1. ilk sezonun sonunda başlayıp, dördüncü sezonda bıraktığım oyun. arkadaş ortamıyla oynarken gayet eğlenceli olan fakat yeri geldiğinde arkadaşının bile seni sinir krizine sokabildiği oyundur. tr sunucusu açılmadan önce gayet hoştu. tr sunucusu açılınca haliyle ulaştığı kitle çoğaldı ve kalitesizleşti. en ufak bir terslikte küfür eden mi dersin, oyun sonunda arkadaş ekleyip, adresini ver evine bir şeyler yollacağım diye tehdit edenler mi dersin, ne ararsan var. bazı arkadaşlarım hala devam ediyorlar. normalde west sunucusunda diamond seviyesinde oynuyorlar, tr sunucusuna eğlence amaçlı giriyorlar fakat dedikleri şu ki: artık iki sunucu da insanı çileden çıkartacak seviyeye gelmiş. normal bir insanın tek başına ranked kazanması oldukça zor diyorlar. iletişime geçtikleri tek an küfür ettikleri anmış.

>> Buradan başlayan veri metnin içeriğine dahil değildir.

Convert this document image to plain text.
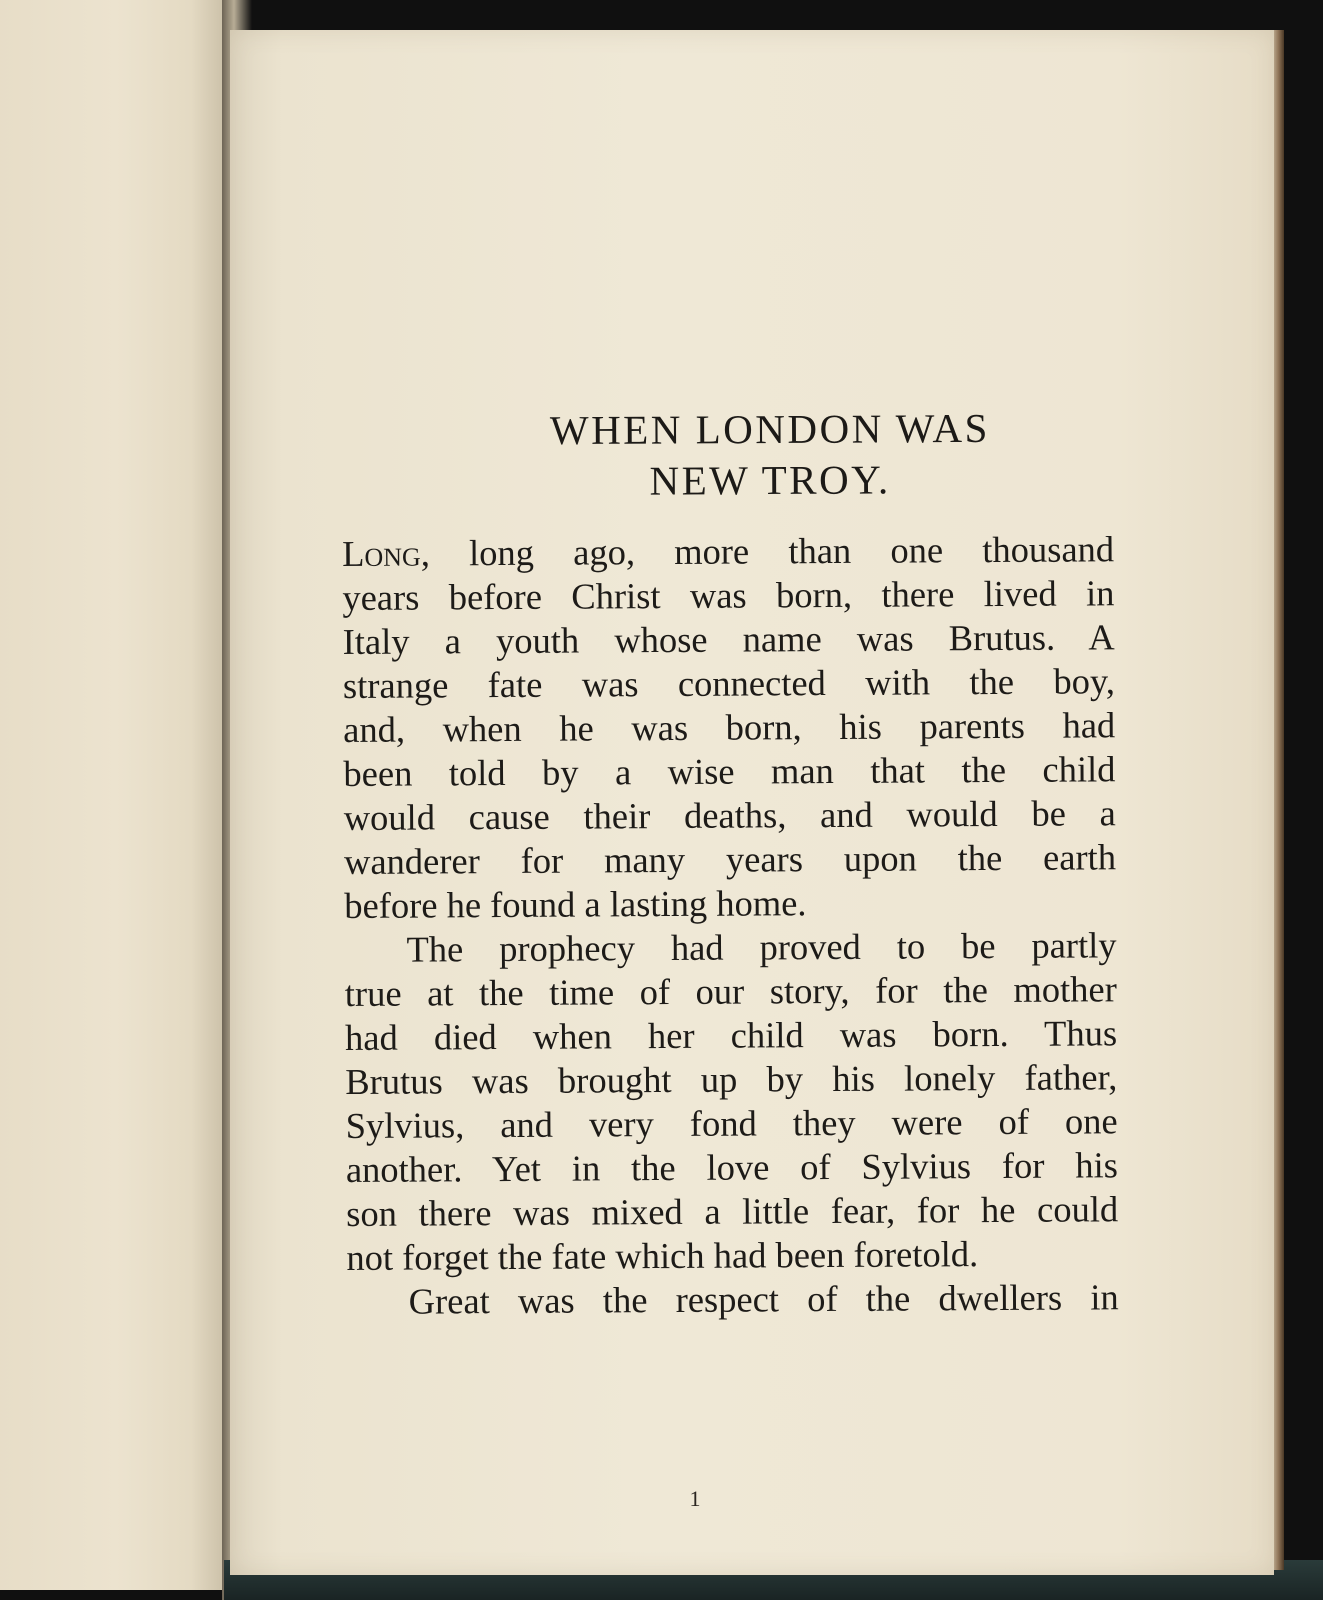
WHEN LONDON WAS
NEW TROY.
Long, long ago, more than one thousand
years before Christ was born, there lived in
Italy a youth whose name was Brutus. A
strange fate was connected with the boy,
and, when he was born, his parents had
been told by a wise man that the child
would cause their deaths, and would be a
wanderer for many years upon the earth
before he found a lasting home.
The prophecy had proved to be partly
true at the time of our story, for the mother
had died when her child was born. Thus
Brutus was brought up by his lonely father,
Sylvius, and very fond they were of one
another. Yet in the love of Sylvius for his
son there was mixed a little fear, for he could
not forget the fate which had been foretold.
Great was the respect of the dwellers in
1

    buradan çıkan sonuç: yukarıda da denildiği gibi akıl sağlınız için oynamayın.
  2. soloda ölen adamın, bottaki junglea neredesin diye küfür edebildiği bir türkiye serverını içerisinde barındıran oyun. gerçekten de yaşıtlardan oluşan bir arkadaş grubu ile oynanması gerek, yoksa insan sinir krizi geçirip bilgisayarı parçalayacak hale gelebiliyor.
  3. betasındayken başlamıştık arkadaşlarla. o zamanlar ashe mid giderdi. ad carry kültürü falan yeni başlıyordu.sakin bir kitlesi vardı o zamanlar karakterler belliydi ve ne yapacağınızda. oyun güzel giderken tr serverı açıldı. birşey olacağında değilde öyle geçelim dedik. geçtik ve bırakmamda uzun sürmedi. alternatif olarak :
    (bkz: heroes of the storm)
    qqdn
  4. sevdiğim bir oyundu. 2 haftadır oynamıyorum canımda istemiyor açıkçası. sebebi tr serverında olan veletler tabikide.

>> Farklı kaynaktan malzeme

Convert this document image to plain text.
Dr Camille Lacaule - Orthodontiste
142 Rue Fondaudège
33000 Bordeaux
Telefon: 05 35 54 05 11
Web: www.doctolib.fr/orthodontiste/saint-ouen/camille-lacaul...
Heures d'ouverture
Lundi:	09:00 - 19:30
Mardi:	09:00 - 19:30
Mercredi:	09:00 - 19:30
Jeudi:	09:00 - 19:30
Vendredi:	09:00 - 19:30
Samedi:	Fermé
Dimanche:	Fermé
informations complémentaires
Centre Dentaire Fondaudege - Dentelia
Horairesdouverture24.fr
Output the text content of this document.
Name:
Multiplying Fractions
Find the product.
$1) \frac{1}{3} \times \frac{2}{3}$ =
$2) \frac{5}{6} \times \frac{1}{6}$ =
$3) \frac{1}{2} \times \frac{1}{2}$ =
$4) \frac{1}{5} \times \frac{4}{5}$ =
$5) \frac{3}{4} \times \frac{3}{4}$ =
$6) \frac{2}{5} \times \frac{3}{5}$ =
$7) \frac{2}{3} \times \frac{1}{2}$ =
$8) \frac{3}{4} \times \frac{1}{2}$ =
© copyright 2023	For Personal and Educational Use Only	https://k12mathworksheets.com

    adc de lux ile suport oynuyorum tam 4 kez ikisini birden stunladım oyun başı fakat bizim adam saldırmadı. sebep ? feeederım xdxd. bunun gibi binlerce örnek sayabilirim. daha ilk yaratığı kesmeyen jungle şampiyonuna gang gelsene oç diyeni bile var.

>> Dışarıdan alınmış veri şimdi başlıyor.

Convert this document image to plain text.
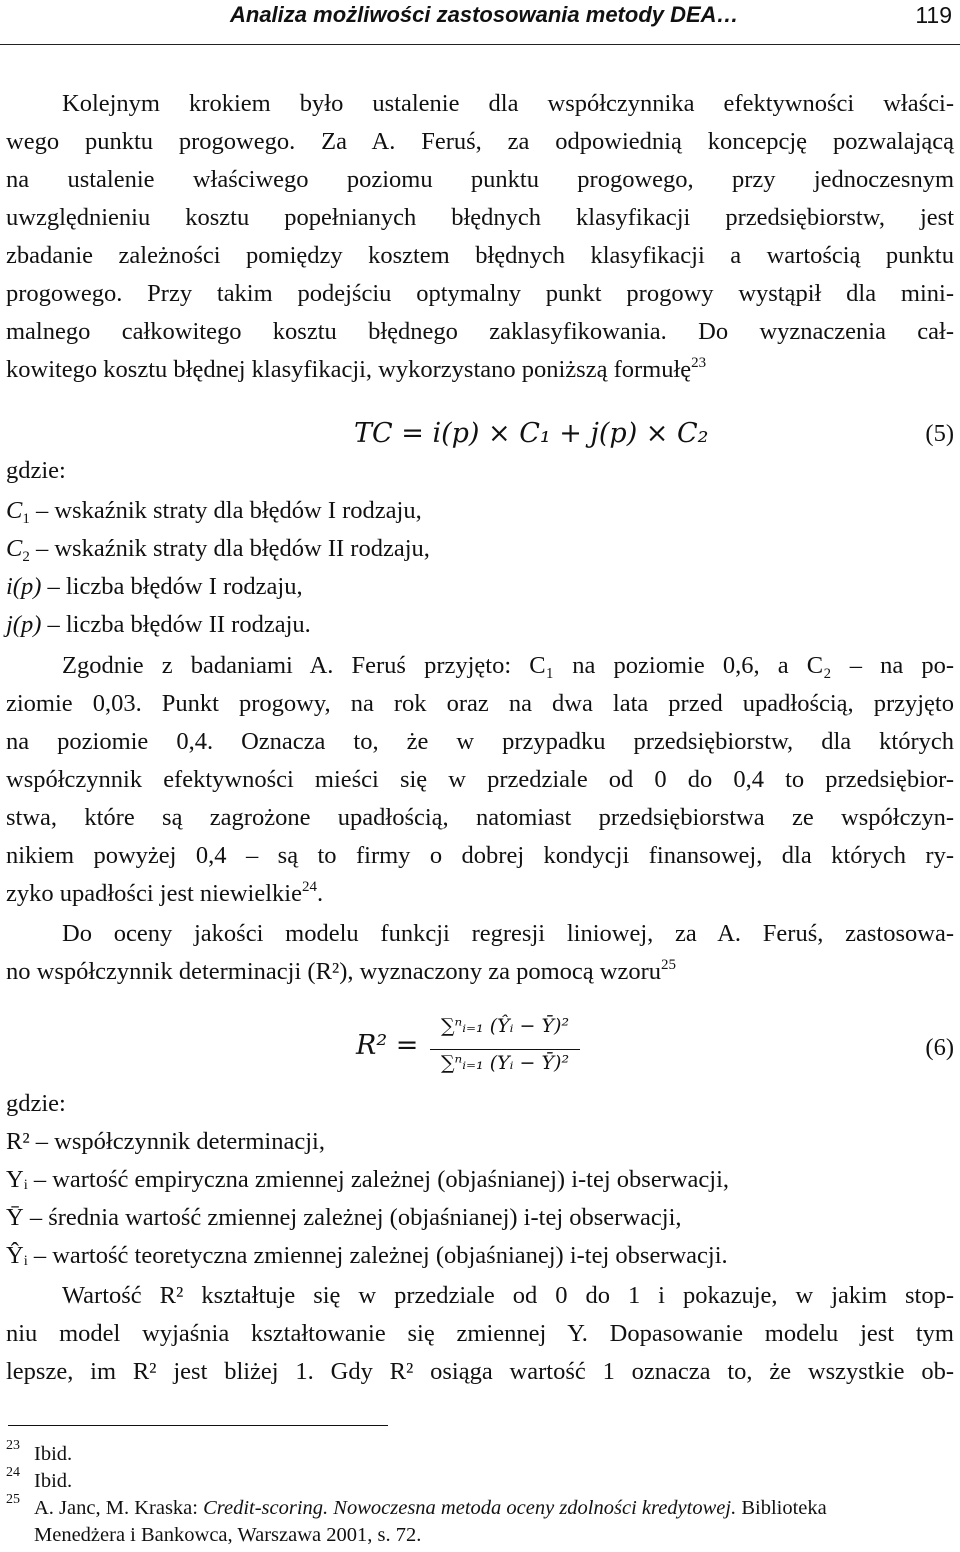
Analiza możliwości zastosowania metody DEA…	119
Kolejnym krokiem było ustalenie dla współczynnika efektywności właści-
wego punktu progowego. Za A. Feruś, za odpowiednią koncepcję pozwalającą
na ustalenie właściwego poziomu punktu progowego, przy jednoczesnym
uwzględnieniu kosztu popełnianych błędnych klasyfikacji przedsiębiorstw, jest
zbadanie zależności pomiędzy kosztem błędnych klasyfikacji a wartością punktu
progowego. Przy takim podejściu optymalny punkt progowy wystąpił dla mini-
malnego całkowitego kosztu błędnego zaklasyfikowania. Do wyznaczenia cał-
kowitego kosztu błędnej klasyfikacji, wykorzystano poniższą formułę$^{23}$
TC = i(p) × C₁ + j(p) × C₂	(5)
gdzie:
$C_1$ – wskaźnik straty dla błędów I rodzaju,
$C_2$ – wskaźnik straty dla błędów II rodzaju,
i(p) – liczba błędów I rodzaju,
j(p) – liczba błędów II rodzaju.
Zgodnie z badaniami A. Feruś przyjęto: C₁ na poziomie 0,6, a C₂ – na po-
ziomie 0,03. Punkt progowy, na rok oraz na dwa lata przed upadłością, przyjęto
na poziomie 0,4. Oznacza to, że w przypadku przedsiębiorstw, dla których
współczynnik efektywności mieści się w przedziale od 0 do 0,4 to przedsiębior-
stwa, które są zagrożone upadłością, natomiast przedsiębiorstwa ze współczyn-
nikiem powyżej 0,4 – są to firmy o dobrej kondycji finansowej, dla których ry-
zyko upadłości jest niewielkie$^{24}$.
Do oceny jakości modelu funkcji regresji liniowej, za A. Feruś, zastosowa-
no współczynnik determinacji (R²), wyznaczony za pomocą wzoru$^{25}$
R² =
∑ⁿᵢ₌₁ (Ŷᵢ − Ȳ)²
∑ⁿᵢ₌₁ (Yᵢ − Ȳ)²
(6)
gdzie:
R² – współczynnik determinacji,
Yᵢ – wartość empiryczna zmiennej zależnej (objaśnianej) i-tej obserwacji,
Ȳ – średnia wartość zmiennej zależnej (objaśnianej) i-tej obserwacji,
Ŷᵢ – wartość teoretyczna zmiennej zależnej (objaśnianej) i-tej obserwacji.
Wartość R² kształtuje się w przedziale od 0 do 1 i pokazuje, w jakim stop-
niu model wyjaśnia kształtowanie się zmiennej Y. Dopasowanie modelu jest tym
lepsze, im R² jest bliżej 1. Gdy R² osiąga wartość 1 oznacza to, że wszystkie ob-
23 Ibid.
24 Ibid.
25 A. Janc, M. Kraska: Credit-scoring. Nowoczesna metoda oceny zdolności kredytowej. Biblioteka
Menedżera i Bankowca, Warszawa 2001, s. 72.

    sonuç olarak raflardaki tozlu yerini almaya başlamıştır bende.
    rvp
  5. geçenlerde çocukluk arkadaşıma gittim. hastası bu oyunun adeta. beşiktaş'la birinin maçını izliyordu. maç bitti maç sonu röportajı falan yaptılar yorumlar oldu falan. küçükken bayblade'de izlediğim şeyler geldi aklıma. aynı onun gibiydi her şey. ve kimse kusura bakmasın ben bu oyunda bu kadar bağlanılacak ne olduğunu cidden anlamıyorum. bir oyun olur assassin's creed gibi senaryolu falan üst düzey grafikleri olur bağlanırsın oyuna. bildiğin film gibiler çünkü. ama bu oyuna nasıl bu kadar kişi böylesine bağlanabiliyor cidden anlamıyorum. sevin tamam bir şey demiyorum ama hayat akıp gidiyor be neler kaçırıyorsunuz. çıkın dışarı gezin koşun, muhabbet edin, film/dizi/belgesel izleyin, kitap okuyun bir enstrüman çalın. ekrana saatlerce bakarak hayat geçmez ya kıymetini bilin zamanınızın.

    not: eleştirecek olanlar elbette olacak, sinirlenmeyin. hayatın farkına varın diye diyorum bunları
    jimi
  6. 13-14 yaşındaki koreli veletlerin tozunu attırdığı oyun. ellerinde klavye ile doğanlarla kapışamadığım için ben tur bazlı stratejilerime, adventurelarıma döneyim diyerek usulca kapattım kendisini.
  7. arkadaşların kurduğu online turnuvalarda birinci olarak bedava 1800 rp kazandığım oyun. en eğlenceli tarafı ise milletin rp için para vermesi.